The case, Lytton said, “fits a larger pattern that I don’t think is new of the role of the torts system in regulating health and safety. And that’s the role of adding additional incentives to those government enforcement actions and industry’s own private attempts to self-regulate through private standards.”
Mark Grady, who teaches torts, antitrust and other courses at UCLA School of Law, agrees.
“Tort law is the most basic and comprehensive safety regulation we have in the U.S. The jury’s verdict reflects that tort law can be a useful addition to the regulation of gun sales, especially gun sales to those who are especially risky owners of guns. If the verdict reflects any trend, it is simply that regulations restricting gun sales to proper persons have become more important to our national safety,” Grady told Bloomberg BNA in an e-mail.
The professors also agreed that the question of whether Norberg is a landmark case can't be answered yet. “The ultimate impact of this case may depend on what happens on appeal. If the verdict is overturned, then this case will have little impact,” Winkler said.
Shortly after the verdict, James B. Vogts, an attorney for Badger Guns, said that he planned to appeal. Reached again Oct. 28, Vogts, of Chicago-based, Swanson, Martin & Bell, LLP, declined to make any “substantive comment” on the lawsuit while it's pending.

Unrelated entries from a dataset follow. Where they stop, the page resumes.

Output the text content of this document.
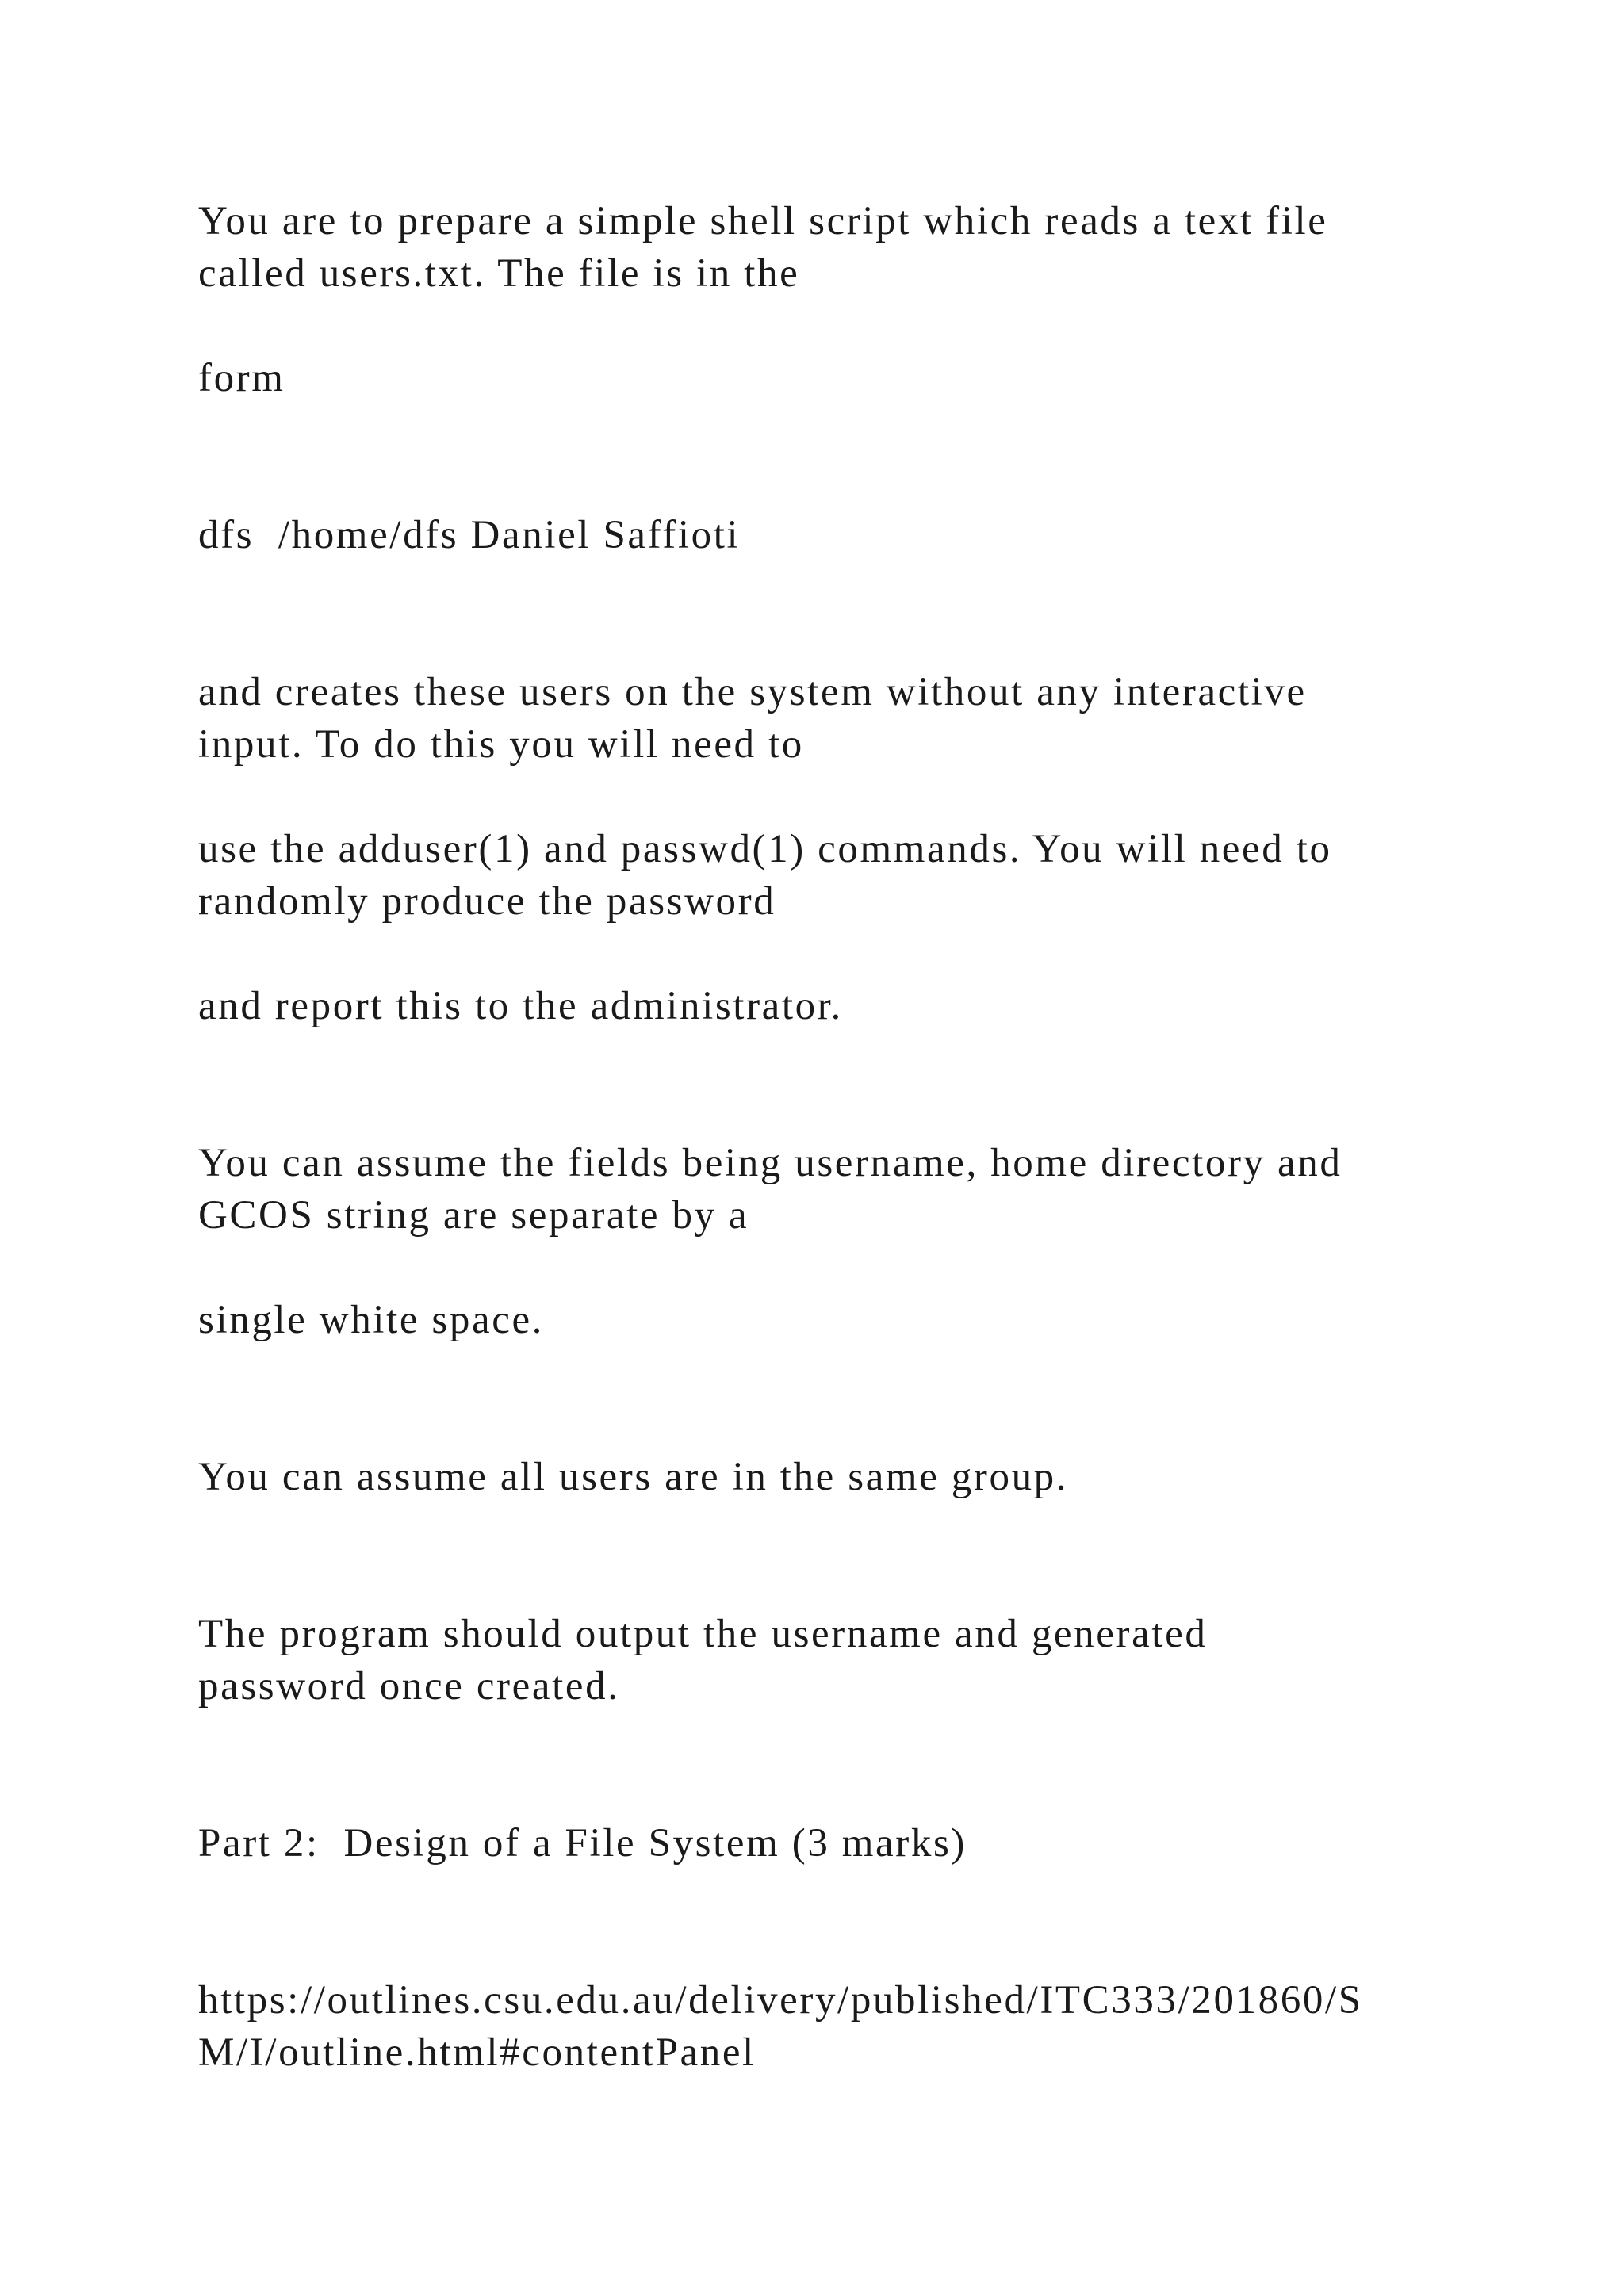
You are to prepare a simple shell script which reads a text file

called users.txt. The file is in the

form

dfs  /home/dfs Daniel Saffioti

and creates these users on the system without any interactive

input. To do this you will need to

use the adduser(1) and passwd(1) commands. You will need to

randomly produce the password

and report this to the administrator.

You can assume the fields being username, home directory and

GCOS string are separate by a

single white space.

You can assume all users are in the same group.

The program should output the username and generated

password once created.

Part 2:  Design of a File System (3 marks)

https://outlines.csu.edu.au/delivery/published/ITC333/201860/S

M/I/outline.html#contentPanel
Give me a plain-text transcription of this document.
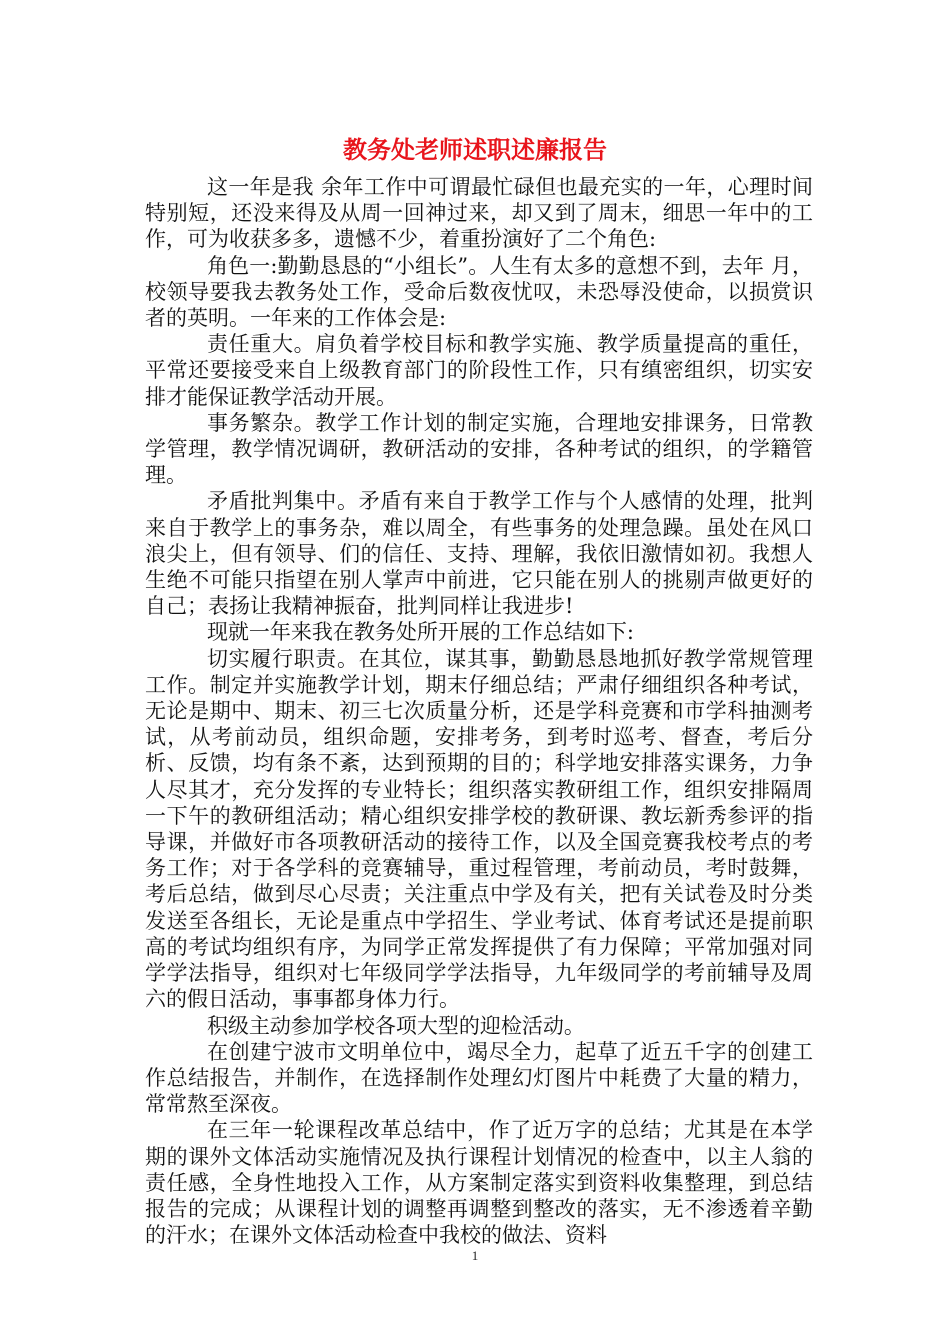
教务处老师述职述廉报告

这一年是我 余年工作中可谓最忙碌但也最充实的一年，心理时间特别短，还没来得及从周一回神过来，却又到了周末，细思一年中的工作，可为收获多多，遗憾不少，着重扮演好了二个角色:

角色一:勤勤恳恳的“小组长”。人生有太多的意想不到，去年 月，校领导要我去教务处工作，受命后数夜忧叹，未恐辱没使命，以损赏识者的英明。一年来的工作体会是:

责任重大。肩负着学校目标和教学实施、教学质量提高的重任，平常还要接受来自上级教育部门的阶段性工作，只有缜密组织，切实安排才能保证教学活动开展。

事务繁杂。教学工作计划的制定实施，合理地安排课务，日常教学管理，教学情况调研，教研活动的安排，各种考试的组织，的学籍管理。

矛盾批判集中。矛盾有来自于教学工作与个人感情的处理，批判来自于教学上的事务杂，难以周全，有些事务的处理急躁。虽处在风口浪尖上，但有领导、们的信任、支持、理解，我依旧激情如初。我想人生绝不可能只指望在别人掌声中前进，它只能在别人的挑剔声做更好的自己；表扬让我精神振奋，批判同样让我进步!

现就一年来我在教务处所开展的工作总结如下:

切实履行职责。在其位，谋其事，勤勤恳恳地抓好教学常规管理工作。制定并实施教学计划，期末仔细总结；严肃仔细组织各种考试，无论是期中、期末、初三七次质量分析，还是学科竞赛和市学科抽测考试，从考前动员，组织命题，安排考务，到考时巡考、督查，考后分析、反馈，均有条不紊，达到预期的目的；科学地安排落实课务，力争人尽其才，充分发挥的专业特长；组织落实教研组工作，组织安排隔周一下午的教研组活动；精心组织安排学校的教研课、教坛新秀参评的指导课，并做好市各项教研活动的接待工作，以及全国竞赛我校考点的考务工作；对于各学科的竞赛辅导，重过程管理，考前动员，考时鼓舞，考后总结，做到尽心尽责；关注重点中学及有关，把有关试卷及时分类发送至各组长，无论是重点中学招生、学业考试、体育考试还是提前职高的考试均组织有序，为同学正常发挥提供了有力保障；平常加强对同学学法指导，组织对七年级同学学法指导，九年级同学的考前辅导及周六的假日活动，事事都身体力行。

积级主动参加学校各项大型的迎检活动。

在创建宁波市文明单位中，竭尽全力，起草了近五千字的创建工作总结报告，并制作，在选择制作处理幻灯图片中耗费了大量的精力，常常熬至深夜。

在三年一轮课程改革总结中，作了近万字的总结；尤其是在本学期的课外文体活动实施情况及执行课程计划情况的检查中，以主人翁的责任感，全身性地投入工作，从方案制定落实到资料收集整理，到总结报告的完成；从课程计划的调整再调整到整改的落实，无不渗透着辛勤的汗水；在课外文体活动检查中我校的做法、资料

1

Vogts did say though that the parties' post-verdict motions must be filed by Nov. 16 and the court will hear them Dec. 14.
Notices of appeal are due within 30 days of the trial court’s rulings on those motions, he said.
Lytton said that “the question of what the meaning of negligent entrustment is” is likely to come up on appeal.
“The jury found there was negligent entrustment here. And that’s going to be a significant question on appeal beyond this case because the lawsuit based on the Sandy Hook shooting invokes the theory of negligent entrustment,” Lytton said.
“And while of course a court’s decision in Wisconsin is not binding on a state court in Connecticut, there will be attention paid to what the discussion and the analysis is in the appellate court in Wisconsin,” he said.